Tudo começou de forma tão promissora: o governo espanhol acredita que nenhuma mulher deve ir à praia com um mau pressentimento porque seu corpo pode não corresponder aos padrões estabelecidos de beleza ou estereótipos da mídia.

Justamente a tempo do início da temporada de verão europeu, ele lançou uma campanha chamada “O verão também é nosso” para encorajar as mulheres a ter uma atitude positiva em relação ao próprio corpo.

Na foto postada pelo Ministério da Igualdade da Espanha é possível ver três mulheres acima do peso, uma senhora idosa de topless após uma mastectomia e outra mulher deitada em uma toalha – e todas parecem estar tendo um dia feliz na praia.

“Esta campanha é tão necessária”

A ação do governo parecia fazer sentido. A imagem da campanha, desenvolvida pelo Instituto das Mulheres, foi compartilhada milhares de vezes após ter sido publicada na conta do Ministério das Mulheres no Twitter, e muitos meios de comunicação estrangeiros também chegaram a divulgá-la.

Especialmente as mulheres espanholas – tanto jovens quanto idosas – estavam entusiasmadas. “Esta campanha é tão necessária”, disse Lucía, de 18 anos, em entrevista à DW. “Especialmente os adolescentes costumam ter complexos, porque acham que seus corpos não se parecem com os de algumas revistas.”

Além disso, ainda existe uma forma de machismo – não só na Espanha – que exige que as mulheres sejam perfeitas para um homem.

Maria, de 63 anos, concorda com Lucía. “Mesmo no século 21, ainda pensamos que um corpo obeso é um corpo com defeitos”, afirma. O não cumprimento da norma ainda é punido com olhares ou comentários em muitos lugares, seja na praia, no bar ou na piscina.

“Este ainda é o meu corpo”

Mas, logo após a publicação da foto da campanha, surgiram as primeiras acusações contra os responsáveis ​​pela iniciativa. A modelo britânica Nyome Nicholas-Williams disse que sua foto foi retirada de sua conta no Instagram e usada na campanha sem que ninguém lhe pedisse permissão.

Em entrevista à BBC, ela disse que um de seus seguidores chamou sua atenção quando a imagem viralizou em todo o mundo. “Fiquei realmente perplexa”, disse a modelo.

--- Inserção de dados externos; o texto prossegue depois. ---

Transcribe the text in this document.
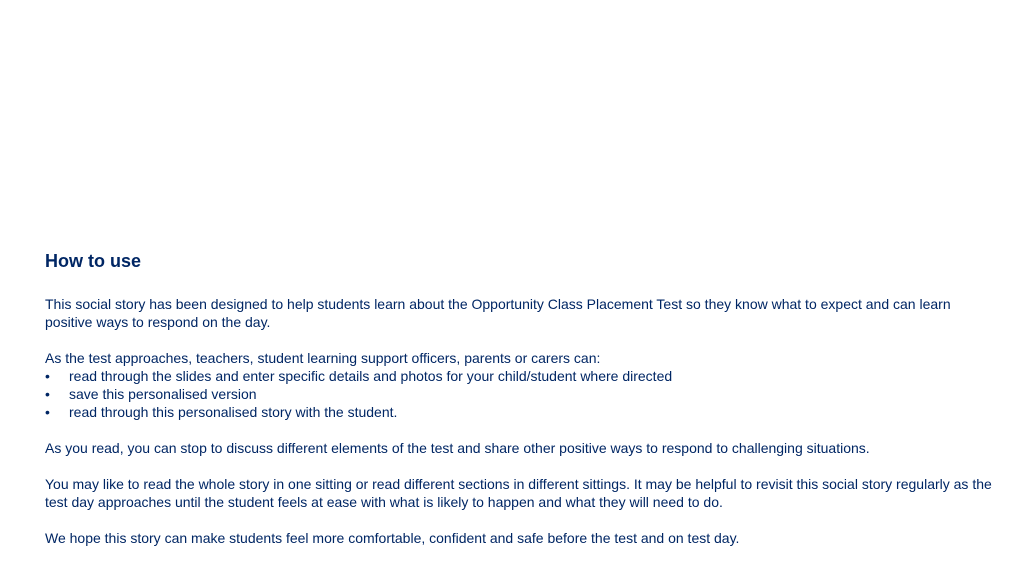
How to use

This social story has been designed to help students learn about the Opportunity Class Placement Test so they know what to expect and can learn positive ways to respond on the day.

As the test approaches, teachers, student learning support officers, parents or carers can:

• read through the slides and enter specific details and photos for your child/student where directed
• save this personalised version
• read through this personalised story with the student.

As you read, you can stop to discuss different elements of the test and share other positive ways to respond to challenging situations.

You may like to read the whole story in one sitting or read different sections in different sittings. It may be helpful to revisit this social story regularly as the test day approaches until the student feels at ease with what is likely to happen and what they will need to do.

We hope this story can make students feel more comfortable, confident and safe before the test and on test day.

Depois que ela tornou sua raiva pública, os criadores entraram em contato e disseram que a equipe “tinha ficado infelizmente sem tempo” – um motivo que a jovem acha difícil de entender, principalmente vindo de pessoas que afirmam estar lutando pelos direitos das mulheres.

“Claro, sou modelo e há fotos minhas de roupas íntimas – mas este ainda é o meu corpo”, frisou.

Prótese removida digitalmente

Se as alegações de Nicholas-Williams provarem ser verdadeiras, seria uma violação maciça dos direitos de privacidade. Ainda mais graves são as alegações de outra mulher, que também afirma que os criadores da campanha para o governo espanhol retiraram a foto de sua conta no Instagram.

Um fato torna as acusações da britânica Sian Green-Lord ainda mais sensíveis: ela perdeu a perna esquerda em um acidente de trânsito há dez anos e agora usa uma prótese – que foi simplesmente removida digitalmente na foto da campanha e substituída por uma perna.

“Ainda estou tremendo”, explicou a jovem no Instagram. “Eu não choro tanto há muito tempo.” Ela afirma que alguém da equipe que criou a campanha provavelmente viu a foto e sentiu que a visão de sua prótese teria arruinado a imagem, de acordo com Sian Green-Lord. “Eles provavelmente pensaram: vamos apenas remover a prótese.”

Desculpas às mulheres afetadas

Até a publicação deste texto, o Instituto da Mulher, responsável pela campanha sobre positividade do corpo, não respondeu às perguntas da DW sobre as acusações feitas pelas mulheres.

A chefe do instituto, Antonia Morillas, já havia enfatizado em entrevista à DW logo após o início da campanha que a ação queria principalmente celebrar a “diversidade do corpo” e o direito de se mostrar em público como a pessoa realmente é.

“Queríamos chamar a atenção para como a violência estética pode reduzir massivamente a qualidade de vida das mulheres”, afirmou. Essas palavras soam quase cínicas depois das alegações feitas pelas mulheres retratadas na campanha.

Em nota pública, o instituto escreve que está em contato com as modelos e a ilustradora e pede desculpas pelos danos causados. A designer gráfica responsável concordou em dividir voluntariamente seus honorários com as afetadas.

Mesmo assim, os responsáveis ​​têm que aceitar a acusação de que promoveram exatamente o comportamento que sua campanha realmente queria criticar.